There are many factors that can elevate PSA levels prior to a test, including:

  • physical activity
  • testosterone
  • urinary retention
  • urological procedures
  • ejaculation
  • certain medical conditions, like prostatitis and an enlarged prostate
  • older age

Some factors that can lower PSA levels include supplements and medications like:

  • 5-alpha reductase inhibitors
  • herbal mixtures
  • thiazide diuretics
  • aspirin
  • cholesterol-lowering drugs

One benefit of PSA testing is the increased chance of finding prostate cancer before it spreads. At-home tests may also prompt people who may not have gone to a doctor for testing to start the process and discuss their results with a doctor.

However, PSA testing is no longer routinely recommended because even in the potential of detecting all prostate cancers, it would not always lead to improved survival rates.

Plus, the CDC states that a false positive can lead to unnecessary worry and tests, like a biopsy, causing potential harm.

There are also some cases where the amount of prostate cancer is so minimal that it would never be life threatening. Overdiagnosis of people who would not have had symptoms or died from their amount of prostate cancer may lead to more medical complications from the treatment, according to the CDC.

Some treatment side effects include:

  • urinary incontinence
  • erectile dysfunction
  • bowel problems

If you’re concerned about your treatment plan, it’s a good idea to get a second opinion and weigh the pros and cons of treatment.

While there is no specific PSA level that indicates prostate cancer, a PSA of 4.0 ng/mL or higher can show an increased risk of prostate cancer. However, it does not confirm prostate cancer. If you have elevated PSA levels, a doctor may order a second PSA test to confirm your results, carry out a digital rectal examination, or perform a biopsy.

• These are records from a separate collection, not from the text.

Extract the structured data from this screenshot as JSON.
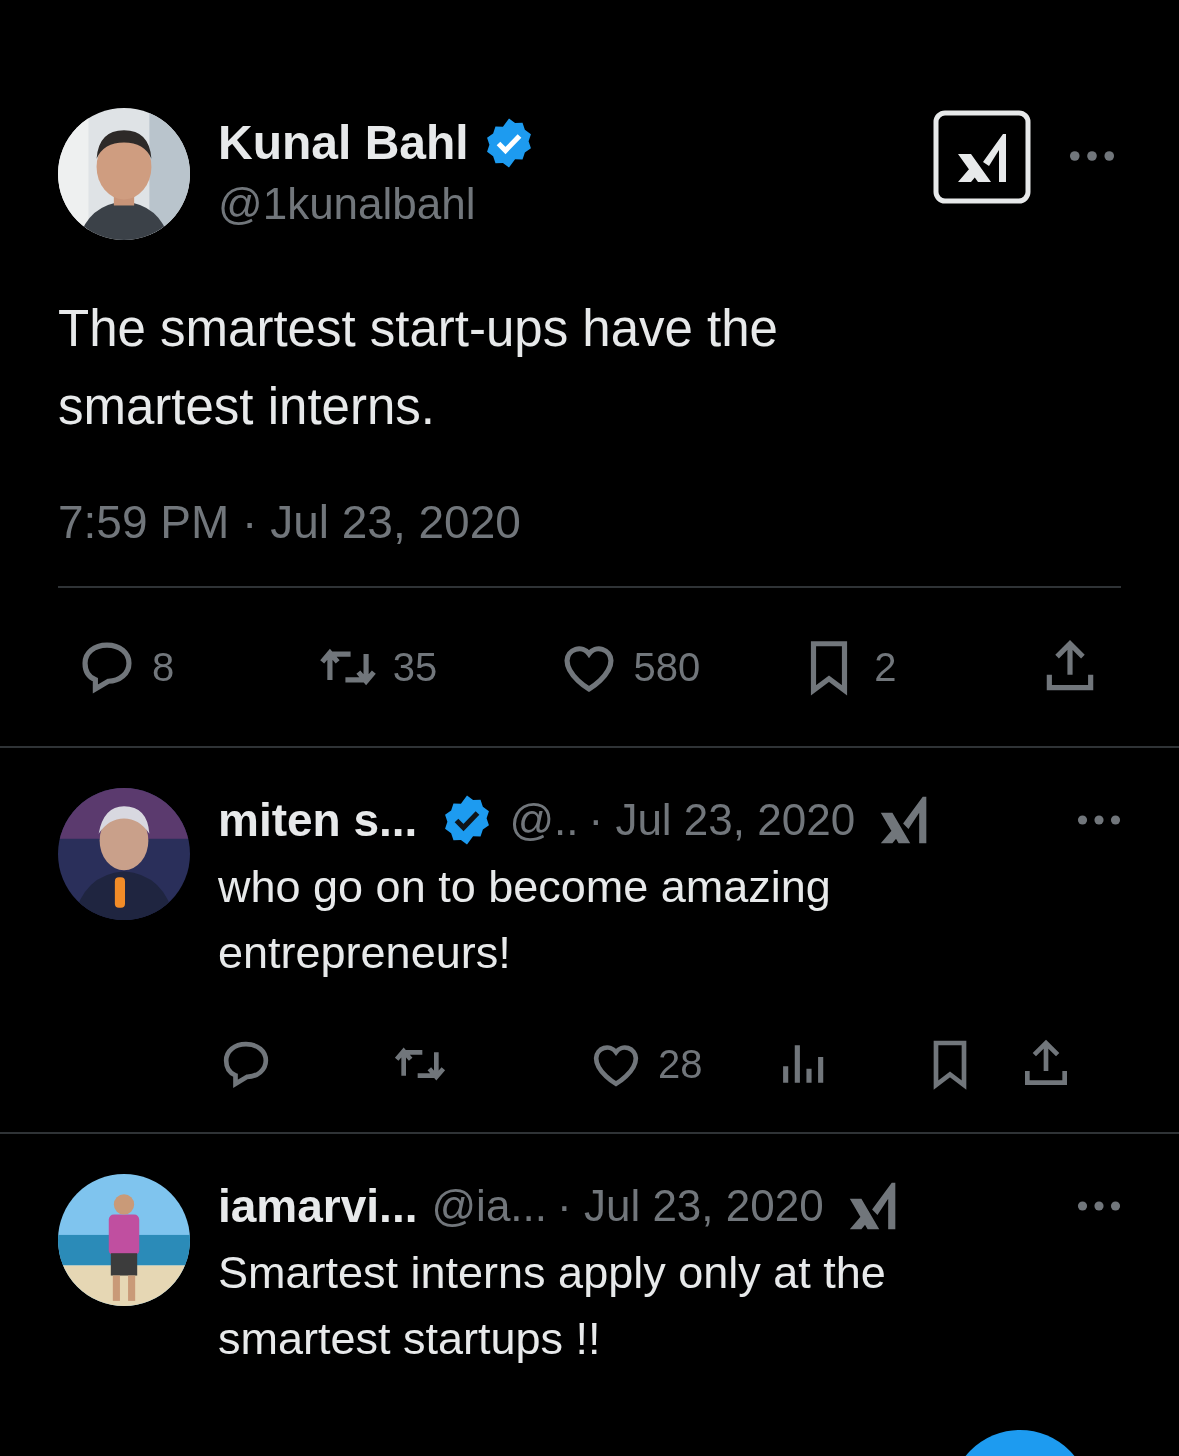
{
  "post": {
    "author": {
      "name": "Kunal Bahl",
      "verified": true,
      "handle": "@1kunalbahl"
    },
    "text": "The smartest start-ups have the smartest interns.",
    "timestamp": "7:59 PM · Jul 23, 2020",
    "actions": [
      {
        "kind": "reply",
        "count": "8"
      },
      {
        "kind": "repost",
        "count": "35"
      },
      {
        "kind": "like",
        "count": "580"
      },
      {
        "kind": "bookmark",
        "count": "2"
      },
      {
        "kind": "share"
      }
    ]
  },
  "replies": [
    {
      "name": "miten s...",
      "verified": true,
      "handle": "@..",
      "date": "· Jul 23, 2020",
      "text": "who go on to become amazing entrepreneurs!",
      "actions": [
        {
          "kind": "reply"
        },
        {
          "kind": "repost"
        },
        {
          "kind": "like",
          "count": "28"
        },
        {
          "kind": "views"
        },
        {
          "kind": "bookmark"
        },
        {
          "kind": "share"
        }
      ]
    },
    {
      "name": "iamarvi...",
      "verified": false,
      "handle": "@ia...",
      "date": "· Jul 23, 2020",
      "text": "Smartest interns apply only at the smartest startups !!"
    }
  ]
}
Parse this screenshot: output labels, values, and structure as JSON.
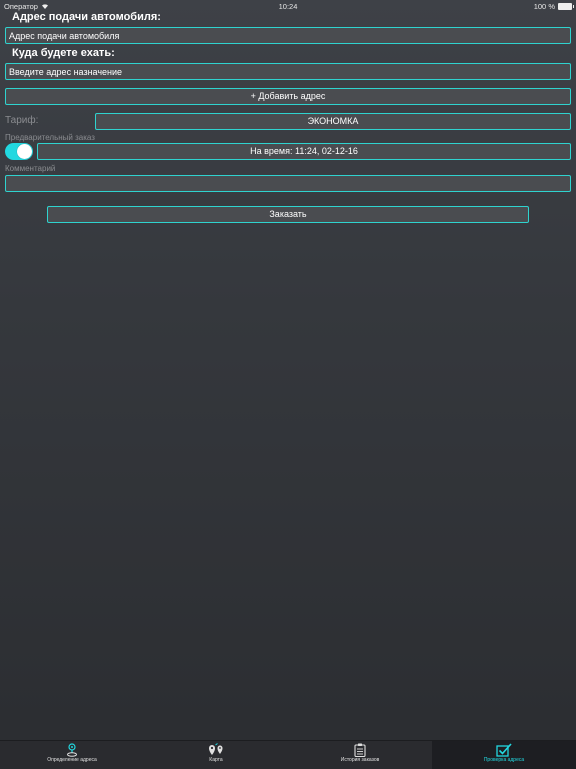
{
  "status_bar": {
    "carrier": "Оператор",
    "time": "10:24",
    "battery": "100 %"
  },
  "form": {
    "pickup_label": "Адрес подачи автомобиля:",
    "pickup_placeholder": "Адрес подачи автомобиля",
    "destination_label": "Куда будете ехать:",
    "destination_placeholder": "Введите адрес назначение",
    "add_address_label": "+ Добавить адрес",
    "tariff_label": "Тариф:",
    "tariff_value": "ЭКОНОМКА",
    "preorder_label": "Предварительный заказ",
    "preorder_enabled": true,
    "time_button_label": "На время: 11:24, 02-12-16",
    "comment_label": "Комментарий",
    "comment_value": "",
    "order_button_label": "Заказать"
  },
  "tabs": [
    {
      "label": "Определение адреса",
      "icon": "location-pin-icon",
      "active": false
    },
    {
      "label": "Карта",
      "icon": "map-pins-icon",
      "active": false
    },
    {
      "label": "История заказов",
      "icon": "clipboard-icon",
      "active": false
    },
    {
      "label": "Проверка адреса",
      "icon": "checkbox-icon",
      "active": true
    }
  ],
  "colors": {
    "accent": "#22d8e0",
    "border": "#2fd3cf",
    "field_bg": "#4a4c50",
    "tabbar_bg": "#2a2b2f"
  }
}
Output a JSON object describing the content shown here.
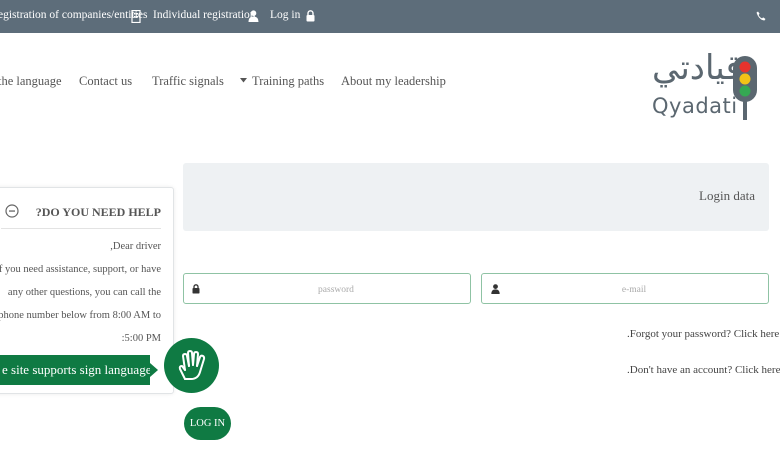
{
  "topbar": {
    "register_companies": "egistration of companies/entities",
    "individual_registration": "Individual registration",
    "login": "Log in"
  },
  "nav": {
    "language": "the language",
    "contact": "Contact us",
    "traffic_signals": "Traffic signals",
    "training_paths": "Training paths",
    "about": "About my leadership"
  },
  "logo": {
    "arabic": "قيادتي",
    "latin": "Qyadati"
  },
  "login_panel": {
    "title": "Login data",
    "password_placeholder": "password",
    "email_placeholder": "e-mail",
    "forgot": ".Forgot your password? Click here",
    "no_account": ".Don't have an account? Click here",
    "button": "LOG IN"
  },
  "help": {
    "title": "?DO YOU NEED HELP",
    "lines": [
      ",Dear driver",
      "if you need assistance, support, or have",
      "any other questions, you can call the",
      "phone number below from 8:00 AM to",
      ":5:00 PM"
    ],
    "sign_language": "e site supports sign language"
  },
  "colors": {
    "topbar": "#5d6d7a",
    "brand_green": "#0f7a43",
    "panel_bg": "#eef1f3"
  }
}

Research suggests that upper PSA levels by age are:

  • 40 to 49: 2.5 ng/mL
  • 50 to 59: 3.5 ng/mL
  • 60 to 69: 4.5 ng/mL
  • 70 to 79: 6.5 ng/mL

However, these ranges typically apply to white people. Black people often have naturally higher PSA levels. These ranges also do not account for transgendernonbinarygender nonconforminggenderqueeragender, or genderless people.

Your health history, risk factors, and symptoms will play a part in whether a doctor feels further investigation is necessary.

The National Cancer Institute states that a PSA level above 4.0 ng/mL is considered “abnormal.” However, PSA levels vary by age, and some doctors will raise the cutoff to 5 ng/mL for older people, and lower it for younger people to 2.5 ng/mL.

Certain medications, such as finasteride and dutasteride, can also affect PSA levels, so a lower cutoff may be necessary to indicate an “abnormal” result.

If you have a PSA level between 4 and 10, you’re considered to be in the “borderline range,” according to the ACS. You have a 1 in 4 chance of having prostate cancer.

If PSA levels rise above 10, there’s a 50 percent chance you have prostate cancer.

According to Prostate Cancer UK, it is best to avoid the following activities for 48 hours before a PSA test:

  • vigorous exercise, like cycling
  • sexual activity that leads to ejaculation

You should also avoid anal sex or prostate stimulation for a week before a PSA test. It is important to speak with a doctor about any medication you’re taking before arranging a test, as certain medications can lower or raise PSA levels and may affect your results.

PSA tests can be a valuable tool to help you get preliminary answers about your prostate health. While PSA tests can have flaws, the information can still be beneficial for doctors when combined with your medical history and other criteria.

A PSA test can provide comfort while also potentially removing the need for a more invasive biopsy. While the results can help you feel a sense of ease, it’s best to talk with a doctor throughout the process. False positives and negatives can occur, and PSA levels are sensitive to many health and lifestyle factors.